3. Render the runbook template. The skill enforces the section
   order — the on-call's eye expects the same order on every entry:

   ```markdown
   # Runbook: <alert name>

   **Severity:** sev-1 | sev-2 | sev-3
   **Owner team:** <team>
   **Pages:** yes | no
   **SLO impact:** <which SLO budget this burns>

   ## Symptom
   What the alert means in one sentence. What the user sees, not
   the metric.

   ## First 5 actions
   1. <single concrete check or action>
   2. <next>
   3. <next>
   4. <next>
   5. <next>

   ## If the first 5 don't help
   Escalate to <secondary on-call / team lead>. Page <service-owner>
   if the symptom is still active after <N> minutes.

   ## Known false positives
   - <condition under which this fires but isn't real>

   ## Related
   - Dashboard: <link>
   - SLO: <link>
   - Recent incidents: <links to postmortems>
   ```

4. For alert-mode, populate the **Symptom** section from the alert's
   `summary` annotation; populate **First 5 actions** with stubs:
   1. confirm the alert by checking the dashboard at <link>
   2. check recent deploys (`kubectl rollout history` / equivalent)
   3. check the dependency graph for upstream alerts firing simultaneously
   4. check error logs for the affected service in the last 15m
   5. if customer-facing, post to #incidents and start an incident channel

   These are STUBS — the operator overwrites them with the real
   symptom-specific actions. The skill marks them with a
   `<!-- TODO: replace -->` comment to make that obvious.

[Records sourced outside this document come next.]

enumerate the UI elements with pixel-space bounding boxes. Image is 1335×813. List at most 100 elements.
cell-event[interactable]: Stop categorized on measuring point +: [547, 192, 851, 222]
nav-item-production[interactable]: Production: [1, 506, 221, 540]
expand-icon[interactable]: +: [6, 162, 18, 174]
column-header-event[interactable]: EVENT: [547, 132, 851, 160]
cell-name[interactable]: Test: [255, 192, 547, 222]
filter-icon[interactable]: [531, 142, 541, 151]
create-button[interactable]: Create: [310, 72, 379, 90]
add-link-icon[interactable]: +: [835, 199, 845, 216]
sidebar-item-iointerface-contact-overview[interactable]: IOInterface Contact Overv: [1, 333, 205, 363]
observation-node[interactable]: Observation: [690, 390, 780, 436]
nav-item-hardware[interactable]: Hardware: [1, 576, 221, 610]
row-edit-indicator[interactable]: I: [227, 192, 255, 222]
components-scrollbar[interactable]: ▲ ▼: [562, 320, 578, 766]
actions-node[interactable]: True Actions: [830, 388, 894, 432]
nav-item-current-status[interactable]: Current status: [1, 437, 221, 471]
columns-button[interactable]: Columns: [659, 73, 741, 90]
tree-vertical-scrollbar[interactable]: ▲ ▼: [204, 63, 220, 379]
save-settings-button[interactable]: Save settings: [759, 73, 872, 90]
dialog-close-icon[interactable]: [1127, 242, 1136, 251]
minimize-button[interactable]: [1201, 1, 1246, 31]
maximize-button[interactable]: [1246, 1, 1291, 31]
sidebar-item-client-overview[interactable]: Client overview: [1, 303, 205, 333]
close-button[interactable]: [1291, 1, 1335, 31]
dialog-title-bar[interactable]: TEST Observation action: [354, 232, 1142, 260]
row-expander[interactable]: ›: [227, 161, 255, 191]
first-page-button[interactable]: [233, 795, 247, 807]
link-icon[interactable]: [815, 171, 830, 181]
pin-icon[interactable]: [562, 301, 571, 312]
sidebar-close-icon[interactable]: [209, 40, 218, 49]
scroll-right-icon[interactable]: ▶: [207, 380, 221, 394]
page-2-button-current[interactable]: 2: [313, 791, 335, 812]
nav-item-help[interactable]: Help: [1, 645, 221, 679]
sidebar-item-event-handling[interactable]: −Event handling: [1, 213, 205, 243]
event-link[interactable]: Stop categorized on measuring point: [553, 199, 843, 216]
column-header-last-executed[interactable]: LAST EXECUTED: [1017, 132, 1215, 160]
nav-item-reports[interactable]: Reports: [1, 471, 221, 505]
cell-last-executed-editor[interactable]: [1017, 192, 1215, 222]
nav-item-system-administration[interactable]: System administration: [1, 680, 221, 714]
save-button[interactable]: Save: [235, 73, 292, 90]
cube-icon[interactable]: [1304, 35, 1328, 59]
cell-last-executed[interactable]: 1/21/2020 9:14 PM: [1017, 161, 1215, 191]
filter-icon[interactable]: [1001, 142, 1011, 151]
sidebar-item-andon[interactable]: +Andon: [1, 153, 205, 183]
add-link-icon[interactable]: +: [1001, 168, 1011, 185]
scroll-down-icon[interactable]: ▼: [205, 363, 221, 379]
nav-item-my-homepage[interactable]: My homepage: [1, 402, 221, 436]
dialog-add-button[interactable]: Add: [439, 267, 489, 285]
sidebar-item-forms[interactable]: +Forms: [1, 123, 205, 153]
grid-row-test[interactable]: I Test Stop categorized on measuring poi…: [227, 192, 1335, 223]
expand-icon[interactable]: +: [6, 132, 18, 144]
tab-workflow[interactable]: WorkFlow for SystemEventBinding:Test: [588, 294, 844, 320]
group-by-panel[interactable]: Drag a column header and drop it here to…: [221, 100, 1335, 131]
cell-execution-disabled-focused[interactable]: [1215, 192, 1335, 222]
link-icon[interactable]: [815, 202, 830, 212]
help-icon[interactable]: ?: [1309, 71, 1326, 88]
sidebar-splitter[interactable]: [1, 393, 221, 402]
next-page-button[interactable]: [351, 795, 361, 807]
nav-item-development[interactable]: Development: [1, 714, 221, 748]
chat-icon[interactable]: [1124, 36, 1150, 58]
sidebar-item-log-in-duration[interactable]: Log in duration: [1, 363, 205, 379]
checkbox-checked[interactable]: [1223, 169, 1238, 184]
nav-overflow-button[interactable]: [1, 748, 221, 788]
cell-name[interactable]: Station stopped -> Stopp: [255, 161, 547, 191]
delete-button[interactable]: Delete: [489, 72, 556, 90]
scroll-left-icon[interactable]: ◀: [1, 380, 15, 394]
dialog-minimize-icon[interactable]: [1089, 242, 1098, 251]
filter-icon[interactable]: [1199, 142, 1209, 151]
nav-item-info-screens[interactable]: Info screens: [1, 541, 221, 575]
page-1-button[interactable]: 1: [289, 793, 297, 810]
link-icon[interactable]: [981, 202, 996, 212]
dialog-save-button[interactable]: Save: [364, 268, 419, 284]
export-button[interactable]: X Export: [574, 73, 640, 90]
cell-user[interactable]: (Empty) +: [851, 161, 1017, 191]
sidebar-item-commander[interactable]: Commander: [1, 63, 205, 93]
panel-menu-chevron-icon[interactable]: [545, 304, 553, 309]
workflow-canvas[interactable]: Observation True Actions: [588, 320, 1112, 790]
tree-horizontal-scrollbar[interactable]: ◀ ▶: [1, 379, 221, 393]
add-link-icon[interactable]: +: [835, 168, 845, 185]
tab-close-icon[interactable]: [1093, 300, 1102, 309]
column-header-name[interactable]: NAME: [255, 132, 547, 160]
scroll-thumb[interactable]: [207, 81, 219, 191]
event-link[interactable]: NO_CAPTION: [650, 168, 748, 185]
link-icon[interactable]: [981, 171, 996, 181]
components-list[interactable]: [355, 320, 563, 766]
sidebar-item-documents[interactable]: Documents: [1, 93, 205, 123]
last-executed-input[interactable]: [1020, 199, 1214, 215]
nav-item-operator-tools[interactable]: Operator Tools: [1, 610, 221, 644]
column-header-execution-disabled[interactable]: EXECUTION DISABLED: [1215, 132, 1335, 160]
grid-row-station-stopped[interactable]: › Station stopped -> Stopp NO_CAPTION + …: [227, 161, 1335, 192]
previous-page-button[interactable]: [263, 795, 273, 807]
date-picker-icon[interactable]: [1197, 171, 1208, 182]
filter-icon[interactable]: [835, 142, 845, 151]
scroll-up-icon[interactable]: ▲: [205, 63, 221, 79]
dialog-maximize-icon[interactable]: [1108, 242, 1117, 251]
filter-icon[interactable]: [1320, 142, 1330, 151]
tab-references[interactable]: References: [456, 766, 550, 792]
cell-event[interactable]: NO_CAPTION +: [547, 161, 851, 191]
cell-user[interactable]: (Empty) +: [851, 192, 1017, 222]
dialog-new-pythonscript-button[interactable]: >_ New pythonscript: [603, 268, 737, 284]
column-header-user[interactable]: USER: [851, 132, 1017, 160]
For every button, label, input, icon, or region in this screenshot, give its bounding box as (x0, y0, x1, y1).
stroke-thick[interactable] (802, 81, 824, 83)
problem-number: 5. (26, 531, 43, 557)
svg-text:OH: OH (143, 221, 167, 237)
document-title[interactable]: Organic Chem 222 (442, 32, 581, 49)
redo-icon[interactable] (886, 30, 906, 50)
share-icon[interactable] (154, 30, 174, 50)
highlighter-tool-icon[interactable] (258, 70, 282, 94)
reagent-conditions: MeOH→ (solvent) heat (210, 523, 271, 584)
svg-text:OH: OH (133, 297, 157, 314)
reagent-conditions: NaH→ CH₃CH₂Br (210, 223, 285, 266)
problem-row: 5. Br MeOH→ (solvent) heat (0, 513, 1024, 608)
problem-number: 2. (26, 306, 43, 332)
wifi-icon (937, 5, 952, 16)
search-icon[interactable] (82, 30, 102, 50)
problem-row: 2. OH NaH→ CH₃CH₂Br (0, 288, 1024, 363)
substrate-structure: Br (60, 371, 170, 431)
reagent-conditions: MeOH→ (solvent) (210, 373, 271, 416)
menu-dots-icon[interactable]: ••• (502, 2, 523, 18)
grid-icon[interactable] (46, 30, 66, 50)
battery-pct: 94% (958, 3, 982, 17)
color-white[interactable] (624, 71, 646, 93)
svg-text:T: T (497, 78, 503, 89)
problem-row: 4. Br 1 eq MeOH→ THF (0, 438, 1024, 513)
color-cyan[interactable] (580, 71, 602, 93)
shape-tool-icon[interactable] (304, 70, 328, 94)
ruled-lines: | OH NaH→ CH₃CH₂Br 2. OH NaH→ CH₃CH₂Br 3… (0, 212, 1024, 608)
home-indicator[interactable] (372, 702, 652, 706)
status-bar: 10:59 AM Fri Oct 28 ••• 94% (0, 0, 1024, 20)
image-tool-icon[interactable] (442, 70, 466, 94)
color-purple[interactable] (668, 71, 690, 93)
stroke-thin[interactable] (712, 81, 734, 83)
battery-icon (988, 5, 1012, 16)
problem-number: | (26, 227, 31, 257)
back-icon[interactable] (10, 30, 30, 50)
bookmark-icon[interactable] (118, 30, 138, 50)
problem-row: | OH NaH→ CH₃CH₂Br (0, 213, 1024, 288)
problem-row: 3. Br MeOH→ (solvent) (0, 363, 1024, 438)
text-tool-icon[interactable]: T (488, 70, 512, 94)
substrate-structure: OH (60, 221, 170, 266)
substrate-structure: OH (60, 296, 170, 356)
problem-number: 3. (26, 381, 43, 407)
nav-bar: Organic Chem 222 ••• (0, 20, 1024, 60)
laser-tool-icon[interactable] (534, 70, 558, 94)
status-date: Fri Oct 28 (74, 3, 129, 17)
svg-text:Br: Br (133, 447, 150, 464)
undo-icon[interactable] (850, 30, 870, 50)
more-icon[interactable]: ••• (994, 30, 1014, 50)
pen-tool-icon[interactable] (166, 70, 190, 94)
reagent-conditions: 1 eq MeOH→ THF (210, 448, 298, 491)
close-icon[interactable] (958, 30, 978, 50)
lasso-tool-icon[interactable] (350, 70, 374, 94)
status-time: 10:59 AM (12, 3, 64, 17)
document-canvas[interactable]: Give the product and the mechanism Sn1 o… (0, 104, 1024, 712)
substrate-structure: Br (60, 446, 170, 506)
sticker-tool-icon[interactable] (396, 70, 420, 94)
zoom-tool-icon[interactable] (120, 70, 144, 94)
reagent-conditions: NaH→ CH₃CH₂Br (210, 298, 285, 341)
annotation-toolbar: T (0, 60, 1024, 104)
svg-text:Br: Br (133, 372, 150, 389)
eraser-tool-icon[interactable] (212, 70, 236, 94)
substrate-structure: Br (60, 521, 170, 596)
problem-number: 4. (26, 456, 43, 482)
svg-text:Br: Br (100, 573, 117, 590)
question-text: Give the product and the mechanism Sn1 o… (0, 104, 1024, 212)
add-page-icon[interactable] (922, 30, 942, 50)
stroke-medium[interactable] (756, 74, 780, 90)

5. For postmortem-mode, populate **First 5 actions** from the
   postmortem's mitigation section. If the postmortem has 8
   mitigation steps, take the first 5 and list the rest under
   "If the first 5 don't help."

6. Write the file at `--out` (or
   `runbooks/<slug-of-alert-name>.md`). Refuse to overwrite if the
   path exists; require `--force`.

## Manual pass

For a one-off entry, the operator copies the template above into a
new file and fills it in. Five sections, ordered. The point of the
skill is consistency across runbooks, not novel content per entry.

## Known gotchas

- **Stub actions get committed verbatim.** The biggest failure mode
  is the operator commits the skill output without replacing the
  TODOs. The skill emits the file with a banner at the top:
  `> [!WARNING] This runbook contains TODO stubs. Replace before
  on-call relies on it.` The CI lint step in the runbooks
  repository should reject files with `<!-- TODO: replace -->`
  still present.
- **Runbook URL not wired into the alert.** The runbook lives in
  the repo, but the alert needs `annotations.runbook_url` pointing
  at the rendered page (e.g., a generated GitHub Pages URL). The
  skill does NOT update the alert def — that's a separate edit.
  Easy to forget; the runbook is useless if the on-call can't find
  it from the page.
- **First 5 actions get long.** The "5" is a forcing function.
  If the on-call needs 12 steps, the alert is too coarse —
  split it into multiple alerts each with a tighter symptom.
  Resist the urge to bullet-list 14 items.
- **Postmortem-derived runbooks go stale.** A runbook generated
  from a 2024 postmortem describes the 2024 architecture. Re-
  validate runbooks during on-call shadowing; mark stale ones with
  a `Last reviewed:` trailer.
- **Pages: yes for everything.** Reviewing the corpus of runbooks,
  if every alert pages, the team is at burnout risk. The skill
  does not enforce this — it's a culture call — but the runbook's
  `Pages:` field surfaces the count.

## References

- Google SRE Book chapters 11 (on-call) and 12 (effective
  troubleshooting).
- `lib/skills/postmortem-write/SKILL.md` — companion: produces
  the postmortem this skill can read.
- `runbooks/` — project-level runbook directory.
- The alerting repo's CI lint that catches unreplaced TODO stubs.